救急救命士はなぜ病院を離れ、民間で起業したのか。医療を支える新たな挑戦

救急救命士はなぜ病院を離れ、民間で起業したのか。医療を支える新たな挑戦

社会で活躍できる職種を目指して

──創業から6年が経ちました。今後どのように救急医療にかかわっていきたいと考えていますか?

木下さんアイコン

救急搬送の約7割が軽症・中等症といわれるなかで、消防や大病院の救急外来だけが応じる体制はもう限界です。今後、病院の経営難や統合が進み、医療資源がさらに限られていくなかで、規模に応じた棲み分けが必要だと考えています。

大規模病院は重症患者の受け入れに専念し、小・中規模の病院が地域を支える。そして、「不必要な救急搬送」を未然に防ぐ役割を果たせるのが救急救命士だと思っています。
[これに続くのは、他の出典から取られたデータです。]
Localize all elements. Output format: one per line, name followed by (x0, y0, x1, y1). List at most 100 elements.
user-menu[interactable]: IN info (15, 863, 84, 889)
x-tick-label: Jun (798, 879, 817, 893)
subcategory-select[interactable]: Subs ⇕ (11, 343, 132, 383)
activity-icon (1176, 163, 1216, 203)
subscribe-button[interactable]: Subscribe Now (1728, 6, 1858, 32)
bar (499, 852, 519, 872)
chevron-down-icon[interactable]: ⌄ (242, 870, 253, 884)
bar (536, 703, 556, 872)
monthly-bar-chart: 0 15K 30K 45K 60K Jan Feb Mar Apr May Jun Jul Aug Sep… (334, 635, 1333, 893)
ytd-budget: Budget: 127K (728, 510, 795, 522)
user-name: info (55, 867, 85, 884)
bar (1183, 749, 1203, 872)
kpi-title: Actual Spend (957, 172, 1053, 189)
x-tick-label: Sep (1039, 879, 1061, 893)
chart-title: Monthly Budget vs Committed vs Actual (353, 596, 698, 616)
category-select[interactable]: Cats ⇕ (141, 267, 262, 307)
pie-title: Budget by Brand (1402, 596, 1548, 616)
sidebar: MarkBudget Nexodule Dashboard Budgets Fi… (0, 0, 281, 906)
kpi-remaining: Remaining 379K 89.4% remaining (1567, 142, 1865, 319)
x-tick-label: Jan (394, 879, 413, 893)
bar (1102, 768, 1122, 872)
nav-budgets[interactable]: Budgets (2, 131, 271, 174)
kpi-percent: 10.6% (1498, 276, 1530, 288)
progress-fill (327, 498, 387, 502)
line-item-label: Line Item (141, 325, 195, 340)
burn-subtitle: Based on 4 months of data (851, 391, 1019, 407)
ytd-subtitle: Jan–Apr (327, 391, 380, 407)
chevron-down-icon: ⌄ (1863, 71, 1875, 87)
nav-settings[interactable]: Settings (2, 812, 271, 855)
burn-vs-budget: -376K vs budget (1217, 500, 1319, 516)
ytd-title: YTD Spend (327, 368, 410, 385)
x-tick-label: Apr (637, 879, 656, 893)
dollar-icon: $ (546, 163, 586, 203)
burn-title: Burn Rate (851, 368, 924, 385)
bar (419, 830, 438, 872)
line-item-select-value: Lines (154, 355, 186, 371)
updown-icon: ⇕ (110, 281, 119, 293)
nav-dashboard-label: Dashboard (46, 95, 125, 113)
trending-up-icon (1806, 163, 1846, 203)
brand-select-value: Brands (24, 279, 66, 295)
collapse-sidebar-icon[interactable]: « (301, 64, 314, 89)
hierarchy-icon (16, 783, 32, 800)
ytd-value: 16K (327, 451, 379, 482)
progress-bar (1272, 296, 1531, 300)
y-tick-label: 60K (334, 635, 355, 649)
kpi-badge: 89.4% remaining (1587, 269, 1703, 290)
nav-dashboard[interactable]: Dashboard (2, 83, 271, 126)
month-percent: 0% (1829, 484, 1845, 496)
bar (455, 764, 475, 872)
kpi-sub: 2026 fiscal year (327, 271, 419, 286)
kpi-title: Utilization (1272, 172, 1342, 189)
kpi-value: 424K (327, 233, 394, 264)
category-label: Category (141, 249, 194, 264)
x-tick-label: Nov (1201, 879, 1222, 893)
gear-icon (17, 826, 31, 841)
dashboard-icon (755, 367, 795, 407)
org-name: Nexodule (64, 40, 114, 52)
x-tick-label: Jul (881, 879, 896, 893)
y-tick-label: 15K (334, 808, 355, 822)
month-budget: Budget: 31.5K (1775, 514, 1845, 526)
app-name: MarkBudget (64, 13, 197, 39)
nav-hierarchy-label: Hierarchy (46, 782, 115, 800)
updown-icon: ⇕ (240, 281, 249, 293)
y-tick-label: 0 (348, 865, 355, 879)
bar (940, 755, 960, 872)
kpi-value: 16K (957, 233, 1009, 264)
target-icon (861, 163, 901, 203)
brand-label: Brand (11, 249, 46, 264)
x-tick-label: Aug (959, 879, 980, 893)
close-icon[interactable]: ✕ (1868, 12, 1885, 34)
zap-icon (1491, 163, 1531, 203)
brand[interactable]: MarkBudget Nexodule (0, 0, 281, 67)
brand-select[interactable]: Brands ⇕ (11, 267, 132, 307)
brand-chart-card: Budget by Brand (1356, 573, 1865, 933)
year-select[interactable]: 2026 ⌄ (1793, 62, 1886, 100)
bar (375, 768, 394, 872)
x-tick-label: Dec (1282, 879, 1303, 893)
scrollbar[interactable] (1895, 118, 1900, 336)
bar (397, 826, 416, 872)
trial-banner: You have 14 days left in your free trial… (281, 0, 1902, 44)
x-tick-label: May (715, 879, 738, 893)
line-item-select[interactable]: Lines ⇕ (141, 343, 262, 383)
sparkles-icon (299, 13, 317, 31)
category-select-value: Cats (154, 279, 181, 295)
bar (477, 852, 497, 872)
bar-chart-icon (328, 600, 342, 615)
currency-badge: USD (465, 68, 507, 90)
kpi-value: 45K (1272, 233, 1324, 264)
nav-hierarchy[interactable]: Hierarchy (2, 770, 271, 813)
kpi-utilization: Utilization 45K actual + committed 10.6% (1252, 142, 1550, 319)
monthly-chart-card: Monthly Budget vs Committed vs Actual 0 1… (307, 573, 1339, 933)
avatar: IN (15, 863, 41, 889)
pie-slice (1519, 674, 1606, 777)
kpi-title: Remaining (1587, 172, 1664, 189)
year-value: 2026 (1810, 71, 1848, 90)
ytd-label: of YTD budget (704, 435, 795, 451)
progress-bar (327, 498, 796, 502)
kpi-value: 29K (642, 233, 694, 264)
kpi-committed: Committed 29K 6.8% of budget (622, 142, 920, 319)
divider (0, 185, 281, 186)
──具体的にはどのようにして不要な救急要請を防げますか?

木下さんアイコン

救急車を減らしたいなら病院の中で待つのではなく、救急車が呼ばれる「手前」の現場に私たちがいるべきだと思っています。

そのためには、現場となりうる高齢者施設やイベント現場などに救急救命士を配置し、その場で適切な判断を下す。私たちがフィルターのような役割を果たすことで、本当に必要な人に医療リソースを残すことができます。より現場に近い場所で救急救命士が当たり前に活動する文化を作り、医療崩壊を未然に防いでいきたいですね。

──では最後に、今後の展望を教えてください。

“長尾さんアイコン"

救急救命士にとって、消防以外の選択肢が増えるといいなと思います。そのために、民間でもこれほど必要とされ、輝ける場所があるということを私たちの活動をとおして証明し続けたいですね。

木下さんアイコン

徐々に民間で活躍する救急救命士も認知されてきましたが、専門性を発揮できない状況にもどかしさを感じる救急救命士は少なくありません。

救急救命士という資格が、一つの独立した専門職として社会に浸透できるよう、医療機関や社会の中での活躍の場を増やしていきたいです。